Jacquin married pianist Baroness Maria Barbara (died 1844), daughter of Franz Wilhelm Freiherr von Natorp. They had a daughter who married Carl Franz Anton Ritter von Schreibers.

== Publications==
- Jacquin, J. F. Beyträge zur Geschichte der Vögel. C.F. Wappler, Vienna, 1784.
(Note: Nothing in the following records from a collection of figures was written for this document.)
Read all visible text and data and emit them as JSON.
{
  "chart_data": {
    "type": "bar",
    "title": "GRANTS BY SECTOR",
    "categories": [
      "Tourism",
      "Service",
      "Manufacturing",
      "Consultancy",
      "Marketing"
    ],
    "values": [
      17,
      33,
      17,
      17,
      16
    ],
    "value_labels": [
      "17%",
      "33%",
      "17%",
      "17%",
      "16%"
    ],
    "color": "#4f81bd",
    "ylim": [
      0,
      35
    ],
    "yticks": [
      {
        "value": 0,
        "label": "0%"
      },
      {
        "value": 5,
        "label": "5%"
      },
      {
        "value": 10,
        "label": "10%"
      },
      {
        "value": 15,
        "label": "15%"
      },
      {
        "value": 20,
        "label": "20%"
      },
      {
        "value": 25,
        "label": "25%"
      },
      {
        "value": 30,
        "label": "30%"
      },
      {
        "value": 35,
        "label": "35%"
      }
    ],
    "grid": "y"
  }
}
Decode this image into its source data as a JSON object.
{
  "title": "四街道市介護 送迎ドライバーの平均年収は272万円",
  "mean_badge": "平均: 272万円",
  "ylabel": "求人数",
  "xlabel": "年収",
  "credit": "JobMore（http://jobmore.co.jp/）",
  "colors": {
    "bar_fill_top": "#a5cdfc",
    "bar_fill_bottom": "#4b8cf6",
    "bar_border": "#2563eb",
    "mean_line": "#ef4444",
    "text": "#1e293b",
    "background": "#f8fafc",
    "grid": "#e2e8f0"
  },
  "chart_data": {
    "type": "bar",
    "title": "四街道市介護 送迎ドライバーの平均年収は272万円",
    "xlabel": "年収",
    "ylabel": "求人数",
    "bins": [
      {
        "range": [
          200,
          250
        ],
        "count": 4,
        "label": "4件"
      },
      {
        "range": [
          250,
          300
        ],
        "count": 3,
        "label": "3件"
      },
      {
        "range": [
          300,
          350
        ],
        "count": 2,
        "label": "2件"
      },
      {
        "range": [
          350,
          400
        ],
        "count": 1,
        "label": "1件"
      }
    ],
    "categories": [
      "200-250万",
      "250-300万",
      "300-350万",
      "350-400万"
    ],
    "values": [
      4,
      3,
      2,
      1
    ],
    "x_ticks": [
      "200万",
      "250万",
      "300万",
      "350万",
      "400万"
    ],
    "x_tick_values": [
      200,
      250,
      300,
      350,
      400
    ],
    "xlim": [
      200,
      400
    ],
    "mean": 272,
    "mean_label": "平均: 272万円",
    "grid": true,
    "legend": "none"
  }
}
- Jacquin, J.F. Lehrbuch der allgemeinen und medicinischen Chymie zum Gebrauche seiner Vorlesungen. C.F. Wappler, Vienna, 1798.
- Jacquin, J.F., E. Fenzl & I. Schreibers. Eclogae plantarum rariorum aut minus cognitarum : quas ad vivum descripsit et iconibus coloratis illustravit. A. Strauss, Vienna, 1811–1844.
- Jacquin, J.F., E. Fenzl & I. Schreibers. Eclogae graminum rariorum aut minus cognitarum : quae ad vivum descripsit et iconibus coloratis illustravit. A. Strauss et Sommer, Vienna, 1813–1844.
- Jacquin, J. F. Ueber den Ginkgo, Carl Gerold, Vienna, 1819.